Dans notre action au sein du « monde de Dieu », qui est maintenant « pauvre et souffrant », l’Engagement du Cap distingue entre la miséricorde et les œuvres de compassion d’un côté et le fait de « faire » la justice de l’autre28. Les deux sont importants, mais « faire la justice » semble aller plus loin parce que, nous est-il dit, nous ne devons pas nous « contenter »29 d’aimer la miséricorde et les œuvres de compassion. L’intention de l’Engagement du Cap est probablement de dire que nous ne devons pas seulement faire le bien de façon individuelle à ceux qui sont dans le besoin, mais que nous devons également combattre ce qui les opprime en interpellant notre société et ses autorités publiques, en utilisant les moyens légaux à notre disposition pour faire changer ces situations et en cherchant à structurer l’organisation de la société d’une façon qui reflète quelque chose de la « justice universelle » de Dieu et de sa « justice particulière ». Il faut lire à cette lumière le passage de la Déclaration de Lausanne qui parle du désir que nous devons avoir que la justice règne dans la société et que la justice du Royaume se répande dans un monde injuste30, ou l’évocation dans l’Engagement du Cap de la « justice économique systémique » et des « systèmes d’injustice »31.

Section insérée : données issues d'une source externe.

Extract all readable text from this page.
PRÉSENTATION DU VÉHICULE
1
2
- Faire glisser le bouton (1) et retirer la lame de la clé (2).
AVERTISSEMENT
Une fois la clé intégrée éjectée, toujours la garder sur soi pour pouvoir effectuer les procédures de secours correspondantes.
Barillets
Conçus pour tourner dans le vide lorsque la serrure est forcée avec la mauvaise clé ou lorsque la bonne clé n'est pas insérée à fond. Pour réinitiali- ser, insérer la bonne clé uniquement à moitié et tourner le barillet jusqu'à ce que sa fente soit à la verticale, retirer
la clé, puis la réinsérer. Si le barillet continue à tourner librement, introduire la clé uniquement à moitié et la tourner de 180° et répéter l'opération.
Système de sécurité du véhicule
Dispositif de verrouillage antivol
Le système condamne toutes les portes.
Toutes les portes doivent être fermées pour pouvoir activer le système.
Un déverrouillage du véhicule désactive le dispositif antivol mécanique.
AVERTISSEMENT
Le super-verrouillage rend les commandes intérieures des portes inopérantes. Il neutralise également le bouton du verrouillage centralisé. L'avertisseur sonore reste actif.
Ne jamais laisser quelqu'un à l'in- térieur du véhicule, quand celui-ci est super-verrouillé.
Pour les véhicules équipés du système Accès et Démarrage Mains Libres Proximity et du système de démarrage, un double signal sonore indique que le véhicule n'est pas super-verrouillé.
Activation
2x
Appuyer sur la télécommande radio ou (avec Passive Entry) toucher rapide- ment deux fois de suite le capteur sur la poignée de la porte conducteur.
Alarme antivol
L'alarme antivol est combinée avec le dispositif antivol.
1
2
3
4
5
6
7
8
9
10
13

Si l’Engagement du Cap a raison d’insister sur l’importance de prendre en compte le niveau politique et structurel ainsi que la considération des causes de la pauvreté, l’idée – qui affleure dans l’Engagement du Cap – selon laquelle la justice représente « plus » que la compassion ne me semble pas très heureuse. Ezéchiel 18.5-9 nous dresse le portrait du « juste »
qui pratique le droit et la justice, qui ne mange pas sur les montagnes et ne lève pas les yeux vers les idoles de la maison d’Israël, qui ne séduit pas la femme de son prochain et ne s’approche pas d’une femme pendant son indisposition, qui n’exploite personne, qui rend au débiteur son gage, qui ne commet pas de vol, qui donne son pain à celui qui a faim et couvre d’un vêtement celui qui est nu, qui ne prête pas à intérêt et ne tire pas d’usure, qui détourne sa main de l’injustice et juge selon la vérité entre deux hommes, qui suit mes prescriptions et observe mes ordonnances en agissant selon la vérité, celui-là est juste ; il vivra à coup sûr, – oracle du Seigneur, l’Eternel.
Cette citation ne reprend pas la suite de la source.